We infer that a close analysis of measurements process is important. Not only the level of measurement errors is important, but also it is crucial which part of the errors constitute the classical ones. The classical errors should be taken into account in construction of the estimates of regression parameters. Berkson errors typically can be neglected if they are not very large. For instance, in radio-epidemiological studies of ecological type, Berkson errors in exposure doses can be quite large, and in this case ignoring Berkson errors will cause significant bias of the EAR and especially ERR estimates.

Notice that standard statistical and epidemiological packages like EPICURE, SAS, SPSS, etc. cannot estimate the affect of measurement errors on the final result. Therefore, in the presence of such errors, one should use specific estimation methods [2] for evaluation of correct estimates of radiation risks. A choice of estimation method depends on the type of error (shared or unshared, multiplicative or additive, the classical or Berkson or their mixture) and on the shape of its distribution. Our experience suggests that a particular method works well for one type of error, but for error of another type, the method can perform even worse than the naive estimation. Thus, in concrete situations, especially under a mixture of errors of different types, it is necessary to make preliminary simulation studies in order to compare the efficiency of estimation methods.

References

1. Simon SL, Hoffman FO, Hofer E (2015) The Two-Dimensional Monte Carlo: A New Methodologic Paradigm for Dose Reconstruction for Epidemiological Studies. Radiation Res 183(1): 27-41.

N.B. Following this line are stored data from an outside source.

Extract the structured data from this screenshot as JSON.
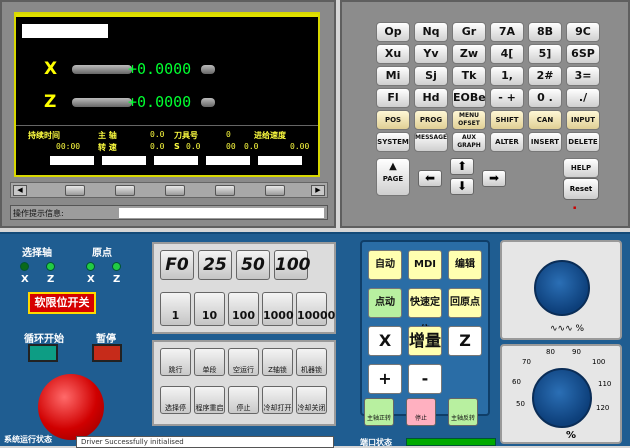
{
  "display": {
    "axes": [
      {
        "label": "X",
        "value": "+0.0000"
      },
      {
        "label": "Z",
        "value": "+0.0000"
      }
    ],
    "status": {
      "row1": [
        "持续时间",
        "主  轴",
        "0.0",
        "刀具号",
        "0",
        "进给速度"
      ],
      "row2": [
        "00:00",
        "转  速",
        "0.0",
        "S",
        "0.0",
        "00",
        "0.0",
        "0.00"
      ]
    },
    "msg_label": "操作提示信息:"
  },
  "keypad": {
    "rows": [
      [
        "Op",
        "Nq",
        "Gr",
        "7A",
        "8B",
        "9C"
      ],
      [
        "Xu",
        "Yv",
        "Zw",
        "4[",
        "5]",
        "6SP"
      ],
      [
        "Mi",
        "Sj",
        "Tk",
        "1,",
        "2#",
        "3="
      ],
      [
        "Fl",
        "Hd",
        "EOBe",
        "- +",
        "0 .",
        "./"
      ],
      [
        "POS",
        "PROG",
        "MENU OFSET",
        "SHIFT",
        "CAN",
        "INPUT"
      ],
      [
        "SYSTEM",
        "MESSAGE",
        "AUX GRAPH",
        "ALTER",
        "INSERT",
        "DELETE"
      ]
    ],
    "page_label": "PAGE",
    "help": "HELP",
    "reset": "Reset"
  },
  "lower": {
    "axis_select": "选择轴",
    "home": "原点",
    "x": "X",
    "z": "Z",
    "soft_limit": "软限位开关",
    "cycle_start": "循环开始",
    "pause": "暂停",
    "feed_buttons": [
      "F0",
      "25",
      "50",
      "100"
    ],
    "step_buttons": [
      "1",
      "10",
      "100",
      "1000",
      "10000"
    ],
    "func_row1": [
      "跳行",
      "单段",
      "空运行",
      "Z轴锁",
      "机器锁"
    ],
    "func_row2": [
      "选择停",
      "程序重启",
      "停止",
      "冷却打开",
      "冷却关闭"
    ],
    "modes": [
      "自动",
      "MDI",
      "编辑",
      "点动",
      "快速定位",
      "回原点",
      "X",
      "增量",
      "Z",
      "+",
      "-"
    ],
    "spindle_buttons": [
      "主轴正转",
      "停止",
      "主轴反转"
    ],
    "left_footer": "系统运行状态",
    "status_text": "Driver Successfully initialised",
    "right_footer": "端口状态",
    "pct": "%",
    "knob1_ticks": [
      "50",
      "60",
      "70",
      "80",
      "90",
      "100",
      "110",
      "120"
    ]
  },
  "colors": {
    "accent_yellow": "#e0e000",
    "panel_blue": "#1f5d91",
    "green": "#00ff30"
  }
}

2. Masiuk S, Kukush A, Shklyar S, Chepurny M, Likhtarov I (2017) Radiation risk estimation based on measurement error models. De Gruyter, Berlin.
3. Tronko MD, Howe GR, Bogdanova TI, Bouville AC, Epstein OV, et al. (2006) A cohort study of thyroid cancer and other thyroid diseases after the Chornobyl accident: Thyroid cancer in Ukraine detected during first screening. J Natl Cancer Inst 98(13): 897-903.

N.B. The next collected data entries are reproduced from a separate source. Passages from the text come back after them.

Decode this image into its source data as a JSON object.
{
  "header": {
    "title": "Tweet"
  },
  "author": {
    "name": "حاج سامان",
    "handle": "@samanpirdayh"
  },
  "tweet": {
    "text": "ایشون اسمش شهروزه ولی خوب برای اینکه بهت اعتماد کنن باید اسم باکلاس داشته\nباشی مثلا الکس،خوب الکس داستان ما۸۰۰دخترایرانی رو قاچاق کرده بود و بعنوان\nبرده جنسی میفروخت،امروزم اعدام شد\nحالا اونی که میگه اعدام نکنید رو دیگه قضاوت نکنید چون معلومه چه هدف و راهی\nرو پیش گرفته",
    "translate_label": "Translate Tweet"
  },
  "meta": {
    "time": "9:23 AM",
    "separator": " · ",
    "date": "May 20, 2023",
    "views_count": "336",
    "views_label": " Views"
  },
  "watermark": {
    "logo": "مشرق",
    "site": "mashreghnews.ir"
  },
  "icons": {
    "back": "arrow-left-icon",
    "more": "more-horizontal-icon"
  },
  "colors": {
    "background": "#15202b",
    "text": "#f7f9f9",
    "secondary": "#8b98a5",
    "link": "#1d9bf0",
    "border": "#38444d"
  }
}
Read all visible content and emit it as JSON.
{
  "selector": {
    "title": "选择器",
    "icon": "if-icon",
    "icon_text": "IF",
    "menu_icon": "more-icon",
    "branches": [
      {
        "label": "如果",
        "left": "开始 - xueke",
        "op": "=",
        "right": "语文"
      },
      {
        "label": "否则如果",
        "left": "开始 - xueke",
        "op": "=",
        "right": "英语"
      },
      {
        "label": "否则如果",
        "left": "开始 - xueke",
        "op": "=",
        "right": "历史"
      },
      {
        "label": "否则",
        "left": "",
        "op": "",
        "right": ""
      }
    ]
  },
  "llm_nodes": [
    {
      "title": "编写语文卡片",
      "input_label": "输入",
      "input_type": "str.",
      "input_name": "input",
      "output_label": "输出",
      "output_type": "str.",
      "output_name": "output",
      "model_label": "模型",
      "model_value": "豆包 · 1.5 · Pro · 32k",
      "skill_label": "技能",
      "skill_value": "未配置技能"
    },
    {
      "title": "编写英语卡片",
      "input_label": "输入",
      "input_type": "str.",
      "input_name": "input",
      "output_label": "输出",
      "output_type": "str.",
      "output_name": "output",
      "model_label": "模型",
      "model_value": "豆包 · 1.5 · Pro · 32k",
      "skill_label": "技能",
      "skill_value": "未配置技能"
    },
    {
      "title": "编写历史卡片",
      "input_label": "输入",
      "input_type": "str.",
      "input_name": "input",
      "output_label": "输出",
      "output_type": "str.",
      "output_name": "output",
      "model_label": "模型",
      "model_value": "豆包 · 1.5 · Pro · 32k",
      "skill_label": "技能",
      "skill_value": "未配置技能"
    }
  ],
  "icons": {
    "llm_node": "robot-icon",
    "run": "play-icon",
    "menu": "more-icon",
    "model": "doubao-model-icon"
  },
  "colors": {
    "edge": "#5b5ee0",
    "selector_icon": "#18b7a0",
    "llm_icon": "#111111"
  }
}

4. Bogdanova TI, Zurnadzhy LY, Nikiforov YE, Leeman-Neill RJ, Tronko MD, et al. (2015) Histopathological features of papillary thyroid carcinomas detected during four screening examinations of a Ukrainian-American cohort. Br J Cancer 113(11): 1556-1564.

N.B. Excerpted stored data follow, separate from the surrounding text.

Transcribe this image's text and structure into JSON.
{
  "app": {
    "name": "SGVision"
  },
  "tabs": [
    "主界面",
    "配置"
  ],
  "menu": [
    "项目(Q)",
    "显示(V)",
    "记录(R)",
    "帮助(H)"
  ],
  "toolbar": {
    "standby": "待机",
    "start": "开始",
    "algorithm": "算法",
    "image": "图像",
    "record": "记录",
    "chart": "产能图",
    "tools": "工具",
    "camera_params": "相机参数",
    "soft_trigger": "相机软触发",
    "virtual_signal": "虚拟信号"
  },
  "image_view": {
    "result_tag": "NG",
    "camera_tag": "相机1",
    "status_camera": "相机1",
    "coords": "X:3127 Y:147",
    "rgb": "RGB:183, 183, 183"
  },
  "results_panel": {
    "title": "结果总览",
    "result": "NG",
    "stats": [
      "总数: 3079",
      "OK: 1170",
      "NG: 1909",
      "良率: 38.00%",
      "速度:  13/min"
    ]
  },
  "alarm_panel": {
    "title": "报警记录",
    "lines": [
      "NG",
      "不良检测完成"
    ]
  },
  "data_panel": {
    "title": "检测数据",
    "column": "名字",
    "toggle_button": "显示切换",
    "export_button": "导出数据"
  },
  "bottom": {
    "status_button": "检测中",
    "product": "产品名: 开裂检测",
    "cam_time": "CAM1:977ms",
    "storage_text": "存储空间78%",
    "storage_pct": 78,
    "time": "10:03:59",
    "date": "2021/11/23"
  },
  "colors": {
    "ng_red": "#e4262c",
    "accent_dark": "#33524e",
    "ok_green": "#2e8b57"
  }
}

5. Likhtarov I, Kovgan L, Masiuk S, Talerko M, Chepurny M, et al. (2014) Thyroid cancer study among Ukrainian children exposed to radiation after the Chornobyl accident: Improved estimates of the thyroid doses to the cohort members. Health Phys 106(3): 370­-396.
6. Likhtarov IA, Kovgan LM, Chepurny MI, Masiuk SV (2015) Interpretation of results of radioiodine measurements in thyroid for residents of Ukraine (1986). Probl Radiac Med Radiobiol 20: 185-203.